Poesie Melancholie Philosophie Feminismus Anarchismus

Eltern - Über unbeschadetes, nicht schädigendes Elternseinkönnen und die hierfür erforderlichen Bedingungen, Voraussetzungen sowie über Bildung des Geistes, des Herzens, des Charakters und das Bildungssystem ...

 
Vorab ein kurzes statement zum verbreiteten Elternbashing:
 
Siehe sogenannte "Helikoptereltern", professionalisierte Elternschaft, siehe Optimierungswahn, siehe, woher dies kommt, woraus es resuliert: Kleinfamilie, übers Kind eigene Defizite kompensieren wollen (meist unbewusst), Primat der Wirtschaft, Leistungsideologie, Effizienz: alle müssen noch flexibler, d.h. flexibilisierbar, noch mobiler, noch besser "qualifiziert", noch umfassender verfügbar, funktional, instrumentalisierbar sein - nicht für mehr Lebensqualität, sondern fürs kapitalistische Wirtschaftswachstum und für Äußerlichkeiten, Oberflächliches: Ansehen, Status, Renommee, Fassade - Haben statt Sein, erinnern wir uns gerne an Erich Fromm und lesen wir ihn wieder.
 
Und genau in dieser "Tradition" stehen auch staatliche Schulen: Konkurrenz, Wettbewerb, Leistungsideologie, Druck, Zwang, Kontrolle, Strafe - letztlich also patriarchale Schwarze Pädagogik.
 
Erforderlich wäre stattdessen - längst und tatsächlich global - der bedürfnisorientierte Umgang mit Säuglingen, Kindern, Jugendlichen (nennt sich heute "attachment parenting", es geht aber auch ohne Anglizismen).

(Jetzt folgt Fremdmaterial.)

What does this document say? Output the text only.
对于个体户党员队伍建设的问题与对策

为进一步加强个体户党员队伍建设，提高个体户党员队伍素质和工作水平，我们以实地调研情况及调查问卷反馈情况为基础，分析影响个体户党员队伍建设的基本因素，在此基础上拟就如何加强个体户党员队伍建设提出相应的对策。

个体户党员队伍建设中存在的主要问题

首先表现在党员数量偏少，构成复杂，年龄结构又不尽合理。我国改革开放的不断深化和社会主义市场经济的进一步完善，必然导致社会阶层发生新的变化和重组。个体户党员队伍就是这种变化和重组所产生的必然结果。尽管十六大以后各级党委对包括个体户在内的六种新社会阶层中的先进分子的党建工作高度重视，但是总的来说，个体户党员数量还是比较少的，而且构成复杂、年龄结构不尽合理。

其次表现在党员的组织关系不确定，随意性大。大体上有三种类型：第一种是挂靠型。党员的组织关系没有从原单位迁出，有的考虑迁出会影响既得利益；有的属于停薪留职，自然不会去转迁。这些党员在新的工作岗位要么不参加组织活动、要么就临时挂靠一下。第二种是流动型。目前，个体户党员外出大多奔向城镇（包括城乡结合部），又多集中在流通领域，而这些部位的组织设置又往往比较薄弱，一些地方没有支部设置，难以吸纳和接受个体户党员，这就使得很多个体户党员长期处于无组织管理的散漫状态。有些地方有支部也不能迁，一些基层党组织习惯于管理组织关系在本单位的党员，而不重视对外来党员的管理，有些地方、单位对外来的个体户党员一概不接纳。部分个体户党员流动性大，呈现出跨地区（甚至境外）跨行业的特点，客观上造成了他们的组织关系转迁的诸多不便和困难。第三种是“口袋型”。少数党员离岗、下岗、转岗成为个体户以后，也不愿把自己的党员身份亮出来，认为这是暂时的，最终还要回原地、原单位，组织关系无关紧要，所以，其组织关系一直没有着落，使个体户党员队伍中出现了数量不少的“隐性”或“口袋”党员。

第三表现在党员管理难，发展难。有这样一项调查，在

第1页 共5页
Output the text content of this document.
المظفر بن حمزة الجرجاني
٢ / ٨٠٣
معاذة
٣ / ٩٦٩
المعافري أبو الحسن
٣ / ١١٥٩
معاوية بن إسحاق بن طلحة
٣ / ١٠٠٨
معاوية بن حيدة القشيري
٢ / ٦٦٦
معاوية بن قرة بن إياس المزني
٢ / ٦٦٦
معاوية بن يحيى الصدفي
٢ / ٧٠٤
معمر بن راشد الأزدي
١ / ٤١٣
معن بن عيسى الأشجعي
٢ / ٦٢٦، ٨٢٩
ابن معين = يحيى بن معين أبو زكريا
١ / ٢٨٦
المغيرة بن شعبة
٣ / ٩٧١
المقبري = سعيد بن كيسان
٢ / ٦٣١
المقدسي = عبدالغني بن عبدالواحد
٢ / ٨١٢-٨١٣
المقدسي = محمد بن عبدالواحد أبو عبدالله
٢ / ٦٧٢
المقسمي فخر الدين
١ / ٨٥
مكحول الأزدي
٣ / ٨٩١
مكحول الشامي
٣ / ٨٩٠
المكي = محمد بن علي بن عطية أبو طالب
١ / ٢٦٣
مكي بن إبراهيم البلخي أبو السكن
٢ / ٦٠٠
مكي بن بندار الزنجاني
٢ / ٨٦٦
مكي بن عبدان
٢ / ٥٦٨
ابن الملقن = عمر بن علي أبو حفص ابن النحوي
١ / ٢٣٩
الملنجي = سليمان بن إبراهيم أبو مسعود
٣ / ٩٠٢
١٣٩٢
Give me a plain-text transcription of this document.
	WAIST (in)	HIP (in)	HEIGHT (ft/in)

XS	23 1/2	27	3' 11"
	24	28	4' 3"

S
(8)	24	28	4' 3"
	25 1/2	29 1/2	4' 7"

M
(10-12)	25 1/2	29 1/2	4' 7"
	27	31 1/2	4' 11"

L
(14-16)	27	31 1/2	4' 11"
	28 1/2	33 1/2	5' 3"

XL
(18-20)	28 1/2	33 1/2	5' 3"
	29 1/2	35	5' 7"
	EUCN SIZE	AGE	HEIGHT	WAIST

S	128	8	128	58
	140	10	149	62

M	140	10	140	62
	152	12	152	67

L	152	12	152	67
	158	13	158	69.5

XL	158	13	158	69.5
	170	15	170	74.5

Und entsprechende Schulen, siehe demokratische, soziokratische, bedürfnisorientierte Bildung, Schule - bspw. nach dem Konzept von Summerhill, Sudbury Valley, siehe, wie sich bspw. auch Gerald Hüther hierzu äußert.
 
Es braucht auch keine x Erziehungsratgeber, sondern selbst nicht beschädigt worden seiende, empfindsame, feinfühlige, empathische Eltern, die t a t s ä c h l i c h liebe- und respektvoll, also bedürfnisorientiert, mit Kindern umgehen - und das auch können, was wiederum bestimmte Vorbedigungen zur Voraussetzung hat, nicht nur je persönliche (siehe Prägung, Sozialisation, auch bspw. religiöse Indoktrination ...), sondern gerade auch soziale, gesellschaftliche, politische.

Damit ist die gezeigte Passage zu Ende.